判断の要旨  1 Y1会社常務取締役(当時)兼Y2会社代表取締役である社長Bが、令和5年4月12日に組合員A2に対し、また同月13日に組合員A3、組合員A4、組合員A5及び副分会長A6に対し、それぞれ、組合員らが加入している組織からの脱退を勧告する旨記載された会社ら連名の勧告書(以下「本件勧告書」)〔注1〕を提示し、会社はC協同組合〔注2〕から仕事をもらっている、これからのことを自分なりに考えるように、などと述べたことが認められる。
 そして、本件勧告書に記載された「貴殿が加入している組織」が組合を指し、また社長Bの上記行為が組合からの脱退を勧奨するものであったことについて、当事者間に争いはない。

〔注1〕本件勧告書の要旨
「令和5年4月4日、当社が加盟するC協同組合にてコンプライアンス委員会が開催され、貴殿が加入している組織は法令や社会的ルールを守ることができない組織であると再認識されたことを受け、当該組織に属する人物を雇用し続けることは当社とC組合で締結済みの契約『反社会的組織の排除』に違反する状況であるとの答申が出されました。
 よって、当社は貴殿に対し、貴殿が加入している組織から脱退することを勧告致します。」

〔注2〕生コンクリートの共同販売を事業目的として中小企業等協同組合法に基づき設立された協同組合(Y1会社は加盟し、Y2会社は加盟していない)。
 C協同組合は、令和5年4月5日付けで、Y1会社を含む加盟社数社に対し、「貴社従業員が加入している組織」に関し、「当該従業員に対し、加入している組織から速やかに脱退することを勧告するよう依頼」する「勧告書の交付について」と題する書面を交付している。

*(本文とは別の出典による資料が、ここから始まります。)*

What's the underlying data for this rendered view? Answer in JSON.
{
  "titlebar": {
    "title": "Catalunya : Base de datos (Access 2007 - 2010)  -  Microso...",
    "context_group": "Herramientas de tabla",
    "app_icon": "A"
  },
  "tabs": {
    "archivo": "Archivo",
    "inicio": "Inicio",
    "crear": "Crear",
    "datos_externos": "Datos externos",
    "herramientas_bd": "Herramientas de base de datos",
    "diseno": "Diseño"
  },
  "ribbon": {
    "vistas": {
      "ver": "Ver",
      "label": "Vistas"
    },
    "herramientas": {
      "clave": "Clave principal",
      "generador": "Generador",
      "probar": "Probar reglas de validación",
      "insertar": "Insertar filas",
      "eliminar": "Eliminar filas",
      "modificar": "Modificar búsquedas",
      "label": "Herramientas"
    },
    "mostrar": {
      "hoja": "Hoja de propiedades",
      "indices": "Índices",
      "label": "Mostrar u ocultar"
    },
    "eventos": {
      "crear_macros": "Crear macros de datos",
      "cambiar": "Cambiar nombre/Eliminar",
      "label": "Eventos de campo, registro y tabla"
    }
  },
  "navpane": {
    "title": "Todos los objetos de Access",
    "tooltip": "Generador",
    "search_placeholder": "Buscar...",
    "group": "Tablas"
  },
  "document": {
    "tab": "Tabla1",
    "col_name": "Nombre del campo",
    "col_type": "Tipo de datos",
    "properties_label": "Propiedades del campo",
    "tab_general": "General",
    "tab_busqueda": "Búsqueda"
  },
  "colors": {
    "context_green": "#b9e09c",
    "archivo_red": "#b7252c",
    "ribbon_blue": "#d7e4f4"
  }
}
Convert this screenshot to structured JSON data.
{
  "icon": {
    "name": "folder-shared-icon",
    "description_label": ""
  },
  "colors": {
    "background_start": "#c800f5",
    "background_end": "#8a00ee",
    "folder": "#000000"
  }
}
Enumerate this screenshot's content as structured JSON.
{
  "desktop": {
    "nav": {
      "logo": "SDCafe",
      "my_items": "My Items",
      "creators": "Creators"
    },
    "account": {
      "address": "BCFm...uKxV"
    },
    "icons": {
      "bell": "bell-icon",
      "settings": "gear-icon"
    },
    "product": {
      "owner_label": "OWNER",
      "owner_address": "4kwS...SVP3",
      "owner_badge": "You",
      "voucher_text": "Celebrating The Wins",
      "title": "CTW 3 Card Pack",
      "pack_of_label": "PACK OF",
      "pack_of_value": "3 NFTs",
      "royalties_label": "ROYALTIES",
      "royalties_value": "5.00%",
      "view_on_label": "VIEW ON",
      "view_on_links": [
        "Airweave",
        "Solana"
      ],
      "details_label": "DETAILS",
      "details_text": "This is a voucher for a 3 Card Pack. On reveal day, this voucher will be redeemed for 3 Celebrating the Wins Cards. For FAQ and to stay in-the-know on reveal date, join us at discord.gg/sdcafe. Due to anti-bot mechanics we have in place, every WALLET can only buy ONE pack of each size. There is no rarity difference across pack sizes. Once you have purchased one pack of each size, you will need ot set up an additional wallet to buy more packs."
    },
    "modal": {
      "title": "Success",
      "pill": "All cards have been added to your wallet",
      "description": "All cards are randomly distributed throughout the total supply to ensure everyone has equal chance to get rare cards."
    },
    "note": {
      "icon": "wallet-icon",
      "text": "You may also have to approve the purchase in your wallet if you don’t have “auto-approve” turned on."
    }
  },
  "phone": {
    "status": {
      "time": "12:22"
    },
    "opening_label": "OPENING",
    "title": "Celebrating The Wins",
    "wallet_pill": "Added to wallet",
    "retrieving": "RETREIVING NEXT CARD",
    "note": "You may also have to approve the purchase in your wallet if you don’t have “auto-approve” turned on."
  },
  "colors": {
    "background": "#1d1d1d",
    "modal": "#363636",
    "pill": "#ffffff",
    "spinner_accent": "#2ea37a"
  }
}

2 一般に、使用者による脱退勧奨が組合に対する支配介入に当たることはいうまでもないところ、会社らは、社長Bが行った令和5年4月12日及び13日の組合からの脱退勧奨について、①脱退勧奨の対応が消極的かつ軽微であること、②支配介入意思が存在しないこと、から、支配介入の不当労働行為に該当しない旨主張する。
 しかしながら、会社らが自らの名の下に作成し、組合員らに提示した本件勧告書には、組合員らが加入する組合について、労働運動の名の下に違法な活動を行う反社会的存在であることを殊更印象付ける記載に加えて、組合からの脱退を勧告する旨明記されていたことが認められる。
 そうすると、組合員らにとって、Y1会社の役員とY2会社の代表者を兼任する社長Bからこのような本件勧告書を提示されること自体が組合脱退を促す相当強い圧力となったことは、容易に推認できるのであって、このような社長Bによる明白な脱退勧奨行為について、行為の態様が消極的かつ軽微であるとはいえず、支配介入意思が存在しないともいえない。したがって不当労働行為に該当しないとする会社らの主張は、採用できない。

3 以上のとおりであるから、会社らが、令和5年4月12日及び同月13日に組合員5名に組合からの脱退を勧奨したことは、組合に対する支配介入に当たり、労働組合法第7条第3号に該当する不当労働行為である。